At 8:43am local time, the last radio transmission definitely from Amelia Earhart and Fred Noonan was received at Howland Island, Earhart’s intended destination that day.

Problematic conditions had led to the pair relying on radio navigation, but their radio contacts were sporadic and patchy. Although later transmissions were received, they were too weak to get a fix on or properly interpret. The two were never heard from again, and their plane’s wreckage has never been located. There are a number of theories regarding their disappearance, but the lack of crash evidence tends to support the idea that they crashed at sea and sank.

July 2, 1925 — Patrice Lumumba born

A Congolese freedom fighter, Patrice Lumumba was one of the leaders of the independence movement that overthrew Belgian colonial rule in 1960, a struggle in which he faced physical and legal dangers constantly, and was arrested repeatedly by colonial authorities. The struggle was eventually successful, however, and shortly after victory was achieved, Lumumba became the first legally elected leader of a free and independent Congo republic.

His time as head of state was cut short by a Belgian-sponsored counter-coup, which saw Lumumba and other members of his government imprisoned and later executed a mere twelve weeks into their rule.
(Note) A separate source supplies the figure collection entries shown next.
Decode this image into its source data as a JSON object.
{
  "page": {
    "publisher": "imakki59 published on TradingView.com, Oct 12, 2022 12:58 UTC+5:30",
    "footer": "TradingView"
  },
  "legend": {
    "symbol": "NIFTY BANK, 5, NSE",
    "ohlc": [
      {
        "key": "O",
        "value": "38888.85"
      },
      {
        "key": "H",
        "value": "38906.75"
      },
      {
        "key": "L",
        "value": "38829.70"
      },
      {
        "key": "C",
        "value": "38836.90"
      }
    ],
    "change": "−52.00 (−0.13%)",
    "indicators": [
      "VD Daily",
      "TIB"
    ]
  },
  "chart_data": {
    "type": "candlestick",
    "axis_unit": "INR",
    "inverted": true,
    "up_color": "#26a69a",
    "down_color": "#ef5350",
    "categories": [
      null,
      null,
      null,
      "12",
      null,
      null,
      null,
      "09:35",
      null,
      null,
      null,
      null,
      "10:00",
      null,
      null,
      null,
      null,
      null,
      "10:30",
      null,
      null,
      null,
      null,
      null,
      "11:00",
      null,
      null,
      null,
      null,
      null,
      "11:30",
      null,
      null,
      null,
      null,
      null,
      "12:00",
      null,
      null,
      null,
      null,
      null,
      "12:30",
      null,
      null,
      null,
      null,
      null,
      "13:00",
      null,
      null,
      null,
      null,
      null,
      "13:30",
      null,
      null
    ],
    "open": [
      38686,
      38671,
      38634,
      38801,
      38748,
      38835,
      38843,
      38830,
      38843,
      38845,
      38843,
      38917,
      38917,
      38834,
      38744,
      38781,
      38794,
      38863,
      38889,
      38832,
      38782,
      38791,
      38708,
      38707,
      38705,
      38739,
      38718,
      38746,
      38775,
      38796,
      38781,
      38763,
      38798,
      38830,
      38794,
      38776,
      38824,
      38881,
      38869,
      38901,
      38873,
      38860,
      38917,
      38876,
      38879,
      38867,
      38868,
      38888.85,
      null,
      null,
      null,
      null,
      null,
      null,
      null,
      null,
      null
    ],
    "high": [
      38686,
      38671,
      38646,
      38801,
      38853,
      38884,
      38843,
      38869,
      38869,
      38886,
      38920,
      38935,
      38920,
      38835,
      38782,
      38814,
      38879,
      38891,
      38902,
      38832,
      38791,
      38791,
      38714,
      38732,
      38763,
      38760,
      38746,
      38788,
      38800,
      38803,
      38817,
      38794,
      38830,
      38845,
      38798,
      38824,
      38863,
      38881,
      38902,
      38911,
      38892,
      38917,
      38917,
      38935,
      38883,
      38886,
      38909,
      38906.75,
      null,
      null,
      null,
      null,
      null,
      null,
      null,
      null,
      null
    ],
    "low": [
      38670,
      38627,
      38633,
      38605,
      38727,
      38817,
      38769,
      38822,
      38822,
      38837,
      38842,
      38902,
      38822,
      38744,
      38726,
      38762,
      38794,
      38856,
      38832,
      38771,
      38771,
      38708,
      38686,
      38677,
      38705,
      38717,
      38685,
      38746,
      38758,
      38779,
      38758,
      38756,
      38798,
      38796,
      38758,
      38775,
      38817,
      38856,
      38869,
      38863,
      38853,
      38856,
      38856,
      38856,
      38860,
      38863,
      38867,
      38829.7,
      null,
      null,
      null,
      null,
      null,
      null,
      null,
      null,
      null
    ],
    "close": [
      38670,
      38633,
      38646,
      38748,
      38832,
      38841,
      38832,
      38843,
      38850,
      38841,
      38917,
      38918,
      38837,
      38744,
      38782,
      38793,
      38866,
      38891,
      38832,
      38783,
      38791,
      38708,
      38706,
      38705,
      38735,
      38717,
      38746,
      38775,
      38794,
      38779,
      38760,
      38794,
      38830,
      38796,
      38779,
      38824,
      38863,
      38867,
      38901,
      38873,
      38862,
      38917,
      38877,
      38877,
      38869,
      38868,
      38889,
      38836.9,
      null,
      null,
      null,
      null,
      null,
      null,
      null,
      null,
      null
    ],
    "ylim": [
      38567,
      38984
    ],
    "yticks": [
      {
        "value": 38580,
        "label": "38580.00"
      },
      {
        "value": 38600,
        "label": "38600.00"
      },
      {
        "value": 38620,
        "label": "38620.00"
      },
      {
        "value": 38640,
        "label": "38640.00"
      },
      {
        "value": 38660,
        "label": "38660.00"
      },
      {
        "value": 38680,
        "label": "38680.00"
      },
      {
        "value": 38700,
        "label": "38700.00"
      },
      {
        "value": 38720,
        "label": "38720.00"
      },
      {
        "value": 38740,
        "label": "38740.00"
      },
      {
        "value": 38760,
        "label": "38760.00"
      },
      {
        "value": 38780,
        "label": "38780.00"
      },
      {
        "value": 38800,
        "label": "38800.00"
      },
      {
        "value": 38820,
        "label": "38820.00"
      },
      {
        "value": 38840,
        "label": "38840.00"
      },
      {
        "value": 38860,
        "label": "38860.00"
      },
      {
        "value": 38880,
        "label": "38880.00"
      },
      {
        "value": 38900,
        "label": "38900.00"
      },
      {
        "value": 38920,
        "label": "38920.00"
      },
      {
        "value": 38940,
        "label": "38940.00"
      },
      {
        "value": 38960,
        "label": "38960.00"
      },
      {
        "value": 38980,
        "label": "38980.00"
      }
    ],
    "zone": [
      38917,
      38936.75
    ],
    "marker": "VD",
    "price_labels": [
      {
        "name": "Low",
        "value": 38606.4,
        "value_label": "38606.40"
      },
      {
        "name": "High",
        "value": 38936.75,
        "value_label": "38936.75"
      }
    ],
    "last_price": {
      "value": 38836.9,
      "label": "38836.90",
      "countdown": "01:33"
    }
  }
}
July 2, 1644 — The Battle of Marston Moor

The Battle of Marston Moor, which is located near York in northern England, was a decisive engagement in the English Civil War. The Royalist side was soundly defeated by a combined force of Scots Covenanters and Parliamentarians. It was a serious blow to the Royalist side, which more or less abandoned the northern part of the country thereafter.

Oliver Cromwell, at the time little-known, distinguished himself in this battle. He commanded the Ironsides Cavalry, and his leadership and the discipline of his troops were both acknowledged as key factors in the victory. From here, Cromwell’s star would only rise.